On Wednesday, February 27, 2013 at 1:34 PM, holger krekel wrote:
> On Wed, Feb 27, 2013 at 13:00 -0500, Jesse Noller wrote:
> > > > 2. External links decrease the expected uptime for a particular set
> > > > of requirements. PyPI itself has become very stable, however
> > > > the same cannot be said for all of the hosts linked that the toolchain
> > > > processes. Each new host is an additional SPOF.
> > > > 
> > > > Ex: I depend on PyPI and 10 other external packages, each
> > > > service has a 99% uptime so my expected uptime to
> > > > be able to install all my requirements would be ~89% (0.99 ** 11).
> > > > 
> > > 
> > > 
> > > 
> > > 
> > > There are many links which go to google, bitbucket or github -
> > > i doubt those services have worse availability than pypi.python.org 
> > > (http://pypi.python.org),
> > > rather better.
> > > 
> > > Also we would be loosing a lot of packages because i expect there to
> > > be a non-trivial amount of packages which will not be transferred to 
> > > pypi.python.org (http://pypi.python.org) no matter how much people here 
> > > think it's cool.
> > > 
> > > Why not first have an a good infrastructure and capacity with
> > > pypi.python.org (http://pypi.python.org) so that people *want* to move 
> > > their files there?
> > > 
> > > best,
> > > holger
> > > 
> > 
> > Ok, so we have that.

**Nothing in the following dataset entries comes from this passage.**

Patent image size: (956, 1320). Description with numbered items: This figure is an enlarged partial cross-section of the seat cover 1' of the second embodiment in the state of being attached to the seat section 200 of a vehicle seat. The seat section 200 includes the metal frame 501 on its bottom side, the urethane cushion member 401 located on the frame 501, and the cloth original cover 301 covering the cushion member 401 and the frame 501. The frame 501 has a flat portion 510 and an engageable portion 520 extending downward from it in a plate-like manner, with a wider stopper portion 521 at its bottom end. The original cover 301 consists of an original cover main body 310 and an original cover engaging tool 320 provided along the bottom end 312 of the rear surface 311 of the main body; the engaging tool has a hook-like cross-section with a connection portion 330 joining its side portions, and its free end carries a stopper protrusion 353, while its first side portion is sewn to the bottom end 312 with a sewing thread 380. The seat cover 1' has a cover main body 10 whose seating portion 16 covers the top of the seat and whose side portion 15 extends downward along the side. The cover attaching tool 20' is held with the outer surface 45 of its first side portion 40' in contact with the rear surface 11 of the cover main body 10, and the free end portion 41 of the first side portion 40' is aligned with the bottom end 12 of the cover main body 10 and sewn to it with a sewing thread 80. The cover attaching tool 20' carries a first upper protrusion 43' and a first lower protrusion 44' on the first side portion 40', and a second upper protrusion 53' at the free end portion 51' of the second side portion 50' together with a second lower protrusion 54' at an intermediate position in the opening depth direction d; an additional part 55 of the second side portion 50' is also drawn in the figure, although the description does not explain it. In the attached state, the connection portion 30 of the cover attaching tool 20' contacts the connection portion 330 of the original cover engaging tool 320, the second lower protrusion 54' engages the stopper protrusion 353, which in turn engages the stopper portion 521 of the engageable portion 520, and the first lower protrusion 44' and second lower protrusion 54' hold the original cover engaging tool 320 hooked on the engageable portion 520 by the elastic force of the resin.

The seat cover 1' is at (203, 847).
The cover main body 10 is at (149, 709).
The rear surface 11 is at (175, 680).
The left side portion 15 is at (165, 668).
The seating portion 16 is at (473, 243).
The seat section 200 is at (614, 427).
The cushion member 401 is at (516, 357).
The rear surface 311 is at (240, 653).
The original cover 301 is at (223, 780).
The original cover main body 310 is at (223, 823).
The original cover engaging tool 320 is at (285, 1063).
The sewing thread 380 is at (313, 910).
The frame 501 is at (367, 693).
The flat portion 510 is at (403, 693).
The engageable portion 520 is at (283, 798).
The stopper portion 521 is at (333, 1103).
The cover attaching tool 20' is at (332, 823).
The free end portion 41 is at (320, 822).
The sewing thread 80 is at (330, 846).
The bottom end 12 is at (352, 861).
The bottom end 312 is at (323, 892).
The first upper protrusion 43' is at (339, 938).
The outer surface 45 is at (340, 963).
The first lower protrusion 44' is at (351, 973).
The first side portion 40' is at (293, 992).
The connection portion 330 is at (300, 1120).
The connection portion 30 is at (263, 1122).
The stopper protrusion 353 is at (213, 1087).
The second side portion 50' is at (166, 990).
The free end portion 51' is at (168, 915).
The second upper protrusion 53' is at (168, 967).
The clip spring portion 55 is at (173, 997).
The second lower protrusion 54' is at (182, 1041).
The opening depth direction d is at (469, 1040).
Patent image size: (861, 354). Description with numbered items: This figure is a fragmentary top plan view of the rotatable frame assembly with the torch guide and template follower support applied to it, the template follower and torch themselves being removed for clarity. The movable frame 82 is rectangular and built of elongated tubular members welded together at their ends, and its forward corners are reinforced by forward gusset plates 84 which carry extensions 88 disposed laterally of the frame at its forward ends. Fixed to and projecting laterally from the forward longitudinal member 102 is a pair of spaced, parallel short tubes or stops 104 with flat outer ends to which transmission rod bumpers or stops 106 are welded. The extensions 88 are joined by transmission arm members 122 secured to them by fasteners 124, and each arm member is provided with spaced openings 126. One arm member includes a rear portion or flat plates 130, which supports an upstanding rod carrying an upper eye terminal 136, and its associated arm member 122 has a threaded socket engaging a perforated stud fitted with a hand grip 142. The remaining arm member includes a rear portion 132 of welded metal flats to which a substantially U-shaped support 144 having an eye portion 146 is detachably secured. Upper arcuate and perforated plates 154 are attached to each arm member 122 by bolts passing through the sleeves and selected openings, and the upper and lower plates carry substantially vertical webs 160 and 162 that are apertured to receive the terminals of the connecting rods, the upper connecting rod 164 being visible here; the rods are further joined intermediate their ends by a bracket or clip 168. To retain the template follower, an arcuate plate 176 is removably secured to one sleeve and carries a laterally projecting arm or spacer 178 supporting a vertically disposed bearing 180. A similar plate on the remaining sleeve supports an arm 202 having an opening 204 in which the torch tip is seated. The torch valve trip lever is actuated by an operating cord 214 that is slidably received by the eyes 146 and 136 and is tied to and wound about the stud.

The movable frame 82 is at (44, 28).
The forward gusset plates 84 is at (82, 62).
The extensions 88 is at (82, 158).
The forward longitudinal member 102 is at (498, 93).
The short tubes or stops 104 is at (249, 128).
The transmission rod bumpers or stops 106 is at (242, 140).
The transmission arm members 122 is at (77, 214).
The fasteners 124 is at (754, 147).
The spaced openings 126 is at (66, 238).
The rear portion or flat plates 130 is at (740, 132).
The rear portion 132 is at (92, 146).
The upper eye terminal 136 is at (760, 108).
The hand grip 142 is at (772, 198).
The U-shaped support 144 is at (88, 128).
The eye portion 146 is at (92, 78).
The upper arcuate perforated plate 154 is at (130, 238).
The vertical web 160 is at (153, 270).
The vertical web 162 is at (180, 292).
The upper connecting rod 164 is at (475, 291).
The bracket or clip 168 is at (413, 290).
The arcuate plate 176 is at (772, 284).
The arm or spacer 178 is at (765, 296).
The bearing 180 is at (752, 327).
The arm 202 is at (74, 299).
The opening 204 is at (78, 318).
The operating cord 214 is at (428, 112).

What now? 
> > 
> 
> 
> I am not sure i understand. Just last week there were many installs
> going wrong - installs failing due to the http/https redirecting.
> 
> 

This same problem would have affected external urls as well because
you cannot install something with having first contacted PyPI. 
> I've got at least 3 occassions myself in the last months where i couldn't 
> use pypi.python.org (http://pypi.python.org) and i've heart similar things 
> from other people.
> 
> 

"Couldn't Use pypi.python.org" is very vague. I hit PyPI every 15 seconds
or so and rarely have issues. Lately when there have been installation
problems it's been due to external services being down. For example
Mercurial has recently been having problems because they don't host
their packages on PyPI and their website has had downtime issues lately. 
> There is also the issue that it's not clear we could just put all packages
> from download locations to pypi.python.org (http://pypi.python.org) due to 
> sizing constraints - 
> at least that is what i got from discussions here earlier.
> 
> 

If a package is too large for PyPI that is a solvable problem, the current
limit exists for a sanity check, not for any hard technical reason.